Snow crab Chionoecetes opilio on Svalbard

While the snow crab Chionoecetes opilio has been allocated a lower risk category on the mainland, it is assessed as having extreme impact in the ocean beyond Svalbard. It has great potential for further expansion in the northern Barents Sea and also influences bottom-dwelling species via direct predation. As the species has already been observed on Svalbard, it is conceivable that it will spread to new areas in the archipelago. The extent to which it will establish large populations along the Norwegian coast is more uncertain.

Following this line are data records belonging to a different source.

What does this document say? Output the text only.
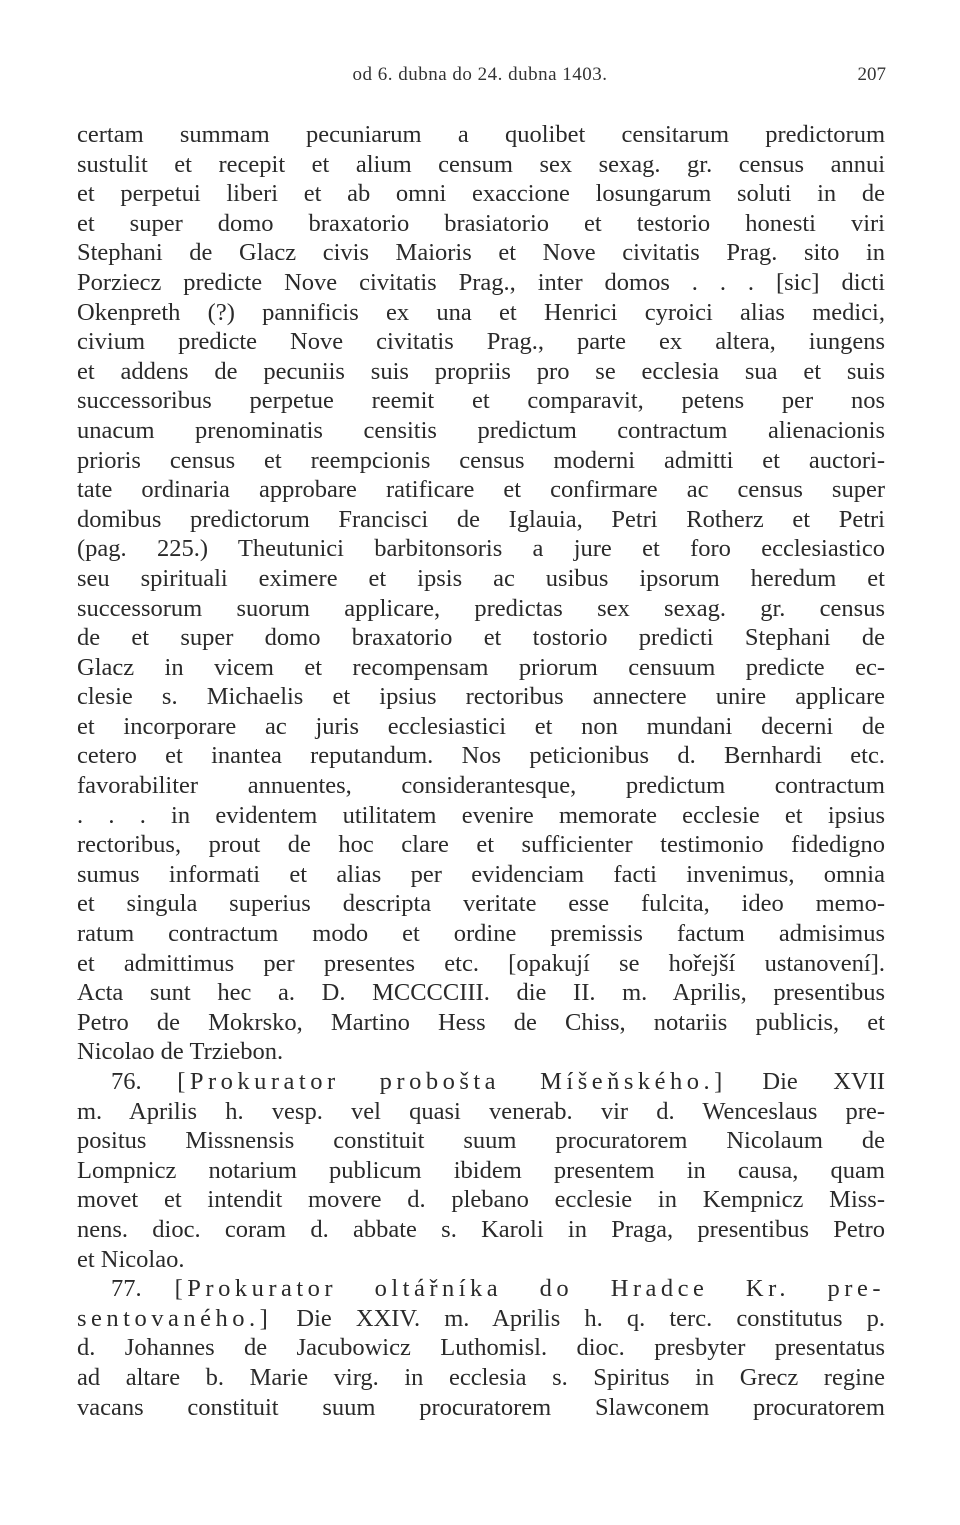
od 6. dubna do 24. dubna 1403.	207
certam summam pecuniarum a quolibet censitarum predictorum
sustulit et recepit et alium censum sex sexag. gr. census annui
et perpetui liberi et ab omni exaccione losungarum soluti in de
et super domo braxatorio brasiatorio et testorio honesti viri
Stephani de Glacz civis Maioris et Nove civitatis Prag. sito in
Porziecz predicte Nove civitatis Prag., inter domos . . . [sic] dicti
Okenpreth (?) pannificis ex una et Henrici cyroici alias medici,
civium predicte Nove civitatis Prag., parte ex altera, iungens
et addens de pecuniis suis propriis pro se ecclesia sua et suis
successoribus perpetue reemit et comparavit, petens per nos
unacum prenominatis censitis predictum contractum alienacionis
prioris census et reempcionis census moderni admitti et auctori-
tate ordinaria approbare ratificare et confirmare ac census super
domibus predictorum Francisci de Iglauia, Petri Rotherz et Petri
(pag. 225.) Theutunici barbitonsoris a jure et foro ecclesiastico
seu spirituali eximere et ipsis ac usibus ipsorum heredum et
successorum suorum applicare, predictas sex sexag. gr. census
de et super domo braxatorio et tostorio predicti Stephani de
Glacz in vicem et recompensam priorum censuum predicte ec-
clesie s. Michaelis et ipsius rectoribus annectere unire applicare
et incorporare ac juris ecclesiastici et non mundani decerni de
cetero et inantea reputandum. Nos peticionibus d. Bernhardi etc.
favorabiliter annuentes, considerantesque, predictum contractum
. . . in evidentem utilitatem evenire memorate ecclesie et ipsius
rectoribus, prout de hoc clare et sufficienter testimonio fidedigno
sumus informati et alias per evidenciam facti invenimus, omnia
et singula superius descripta veritate esse fulcita, ideo memo-
ratum contractum modo et ordine premissis factum admisimus
et admittimus per presentes etc. [opakují se hořejší ustanovení].
Acta sunt hec a. D. MCCCCIII. die II. m. Aprilis, presentibus
Petro de Mokrsko, Martino Hess de Chiss, notariis publicis, et
Nicolao de Trziebon.
76. [Prokurator probošta Míšeňského.] Die XVII
m. Aprilis h. vesp. vel quasi venerab. vir d. Wenceslaus pre-
positus Missnensis constituit suum procuratorem Nicolaum de
Lompnicz notarium publicum ibidem presentem in causa, quam
movet et intendit movere d. plebano ecclesie in Kempnicz Miss-
nens. dioc. coram d. abbate s. Karoli in Praga, presentibus Petro
et Nicolao.
77. [Prokurator oltářníka do Hradce Kr. pre-
sentovaného.] Die XXIV. m. Aprilis h. q. terc. constitutus p.
d. Johannes de Jacubowicz Luthomisl. dioc. presbyter presentatus
ad altare b. Marie virg. in ecclesia s. Spiritus in Grecz regine
vacans constituit suum procuratorem Slawconem procuratorem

In mainland Norway, 595 species have been allocated to the same risk category in 2018 as in 2012. Among the 71 species that have retained their place in the category extreme impact are the European hare Lepus europaeus, common laburnum Laburnum anagyroides and red king crab Paralithodes camtschaticus. The red king crab aralithodes camtschaticus was assessed for mainland Norway in 2012 and is now additionally assessed for Svalbard, where it is also in the category extreme impact.

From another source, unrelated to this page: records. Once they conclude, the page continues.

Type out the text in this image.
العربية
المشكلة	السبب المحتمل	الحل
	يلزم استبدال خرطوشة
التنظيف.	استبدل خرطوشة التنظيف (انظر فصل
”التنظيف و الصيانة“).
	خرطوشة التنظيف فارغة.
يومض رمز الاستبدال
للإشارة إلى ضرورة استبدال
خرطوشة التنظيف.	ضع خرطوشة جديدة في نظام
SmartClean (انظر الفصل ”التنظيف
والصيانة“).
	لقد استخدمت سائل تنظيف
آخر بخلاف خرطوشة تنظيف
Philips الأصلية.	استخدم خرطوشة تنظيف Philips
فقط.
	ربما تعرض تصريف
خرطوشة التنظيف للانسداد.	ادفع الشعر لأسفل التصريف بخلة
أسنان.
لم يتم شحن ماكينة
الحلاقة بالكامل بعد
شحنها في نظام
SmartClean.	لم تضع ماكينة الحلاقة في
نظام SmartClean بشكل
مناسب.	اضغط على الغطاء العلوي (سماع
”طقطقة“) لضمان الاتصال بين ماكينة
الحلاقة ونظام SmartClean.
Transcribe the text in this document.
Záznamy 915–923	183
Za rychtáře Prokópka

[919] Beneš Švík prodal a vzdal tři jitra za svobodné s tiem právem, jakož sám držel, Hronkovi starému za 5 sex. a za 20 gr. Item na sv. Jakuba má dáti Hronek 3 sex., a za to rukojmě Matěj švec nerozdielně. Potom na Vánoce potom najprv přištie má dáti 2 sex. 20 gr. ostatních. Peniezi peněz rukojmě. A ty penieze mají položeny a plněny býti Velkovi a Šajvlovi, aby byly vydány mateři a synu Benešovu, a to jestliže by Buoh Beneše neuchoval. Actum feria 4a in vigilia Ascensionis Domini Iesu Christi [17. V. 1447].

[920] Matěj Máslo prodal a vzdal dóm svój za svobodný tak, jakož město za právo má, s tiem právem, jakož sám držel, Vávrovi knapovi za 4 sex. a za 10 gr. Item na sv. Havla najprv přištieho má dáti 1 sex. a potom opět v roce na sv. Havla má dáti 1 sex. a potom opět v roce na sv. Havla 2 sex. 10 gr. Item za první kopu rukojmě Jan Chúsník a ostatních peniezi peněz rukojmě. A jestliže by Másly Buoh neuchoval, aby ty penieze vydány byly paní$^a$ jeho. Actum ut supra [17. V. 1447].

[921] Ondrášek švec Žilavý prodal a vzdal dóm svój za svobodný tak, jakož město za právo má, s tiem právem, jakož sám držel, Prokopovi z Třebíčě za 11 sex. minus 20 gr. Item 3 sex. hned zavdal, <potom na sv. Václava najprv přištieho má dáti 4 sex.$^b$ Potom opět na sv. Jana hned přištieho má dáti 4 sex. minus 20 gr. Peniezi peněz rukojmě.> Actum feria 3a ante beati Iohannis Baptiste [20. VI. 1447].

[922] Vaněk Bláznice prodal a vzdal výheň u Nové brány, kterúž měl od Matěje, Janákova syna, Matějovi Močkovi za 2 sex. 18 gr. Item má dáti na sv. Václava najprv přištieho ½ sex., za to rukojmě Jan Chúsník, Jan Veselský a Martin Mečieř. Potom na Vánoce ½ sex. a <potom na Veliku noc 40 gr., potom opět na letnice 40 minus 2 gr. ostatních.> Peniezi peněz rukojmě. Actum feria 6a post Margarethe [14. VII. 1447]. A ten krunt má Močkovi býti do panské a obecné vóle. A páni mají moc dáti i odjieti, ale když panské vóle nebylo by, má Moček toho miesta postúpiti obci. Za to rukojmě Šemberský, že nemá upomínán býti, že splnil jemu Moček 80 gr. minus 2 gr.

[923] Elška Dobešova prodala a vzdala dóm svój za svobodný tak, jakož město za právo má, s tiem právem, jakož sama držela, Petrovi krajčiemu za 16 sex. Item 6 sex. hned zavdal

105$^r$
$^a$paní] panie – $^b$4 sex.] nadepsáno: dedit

The population of snow crab Chionoecetes opilio has exploded in the Barents Sea since 2010-2011, and in the next few years it is expected to become established and abundant in the marine areas around Svalbard.

New knowledge, additional historical sources and new interpretations

There can be many reasons why species change categories. The experts use both new knowledge to ascertain how a species influences biodiversity and historical sources to find out how long it has been in the country. The key guideline is that species established prior to 1800 are considered to be native. These shall therefore not be risk-assessed. Discoveries of new historic sources and new source interpretations that show that the species was introduced earlier than first supposed, can result in it not being risk-assessed.

In the most recent survey, 1532 alien species in Norway were risk-assessed, including Svalbard. This is 352 more species than in 2012. This is due to, among other things, quite a few new species having arrived in Norway, as well as an increase in the knowledge foundation which subsequently enables more species to be assessed.

Many of the species which the experts assessed for the first time pose a severe impact risk to Norwegian nature. On the other hand, the majority of the assessed species present a low impact risk. Many species with a low impact in 2012 have, in 2018, been allocated to a higher risk category. This indicates that users of this knowledge should also be aware of species in the lowest risk categories. A change in category can occur for several reasons and is often due to new knowledge regarding species presence and the impact on other species and nature types in Norway.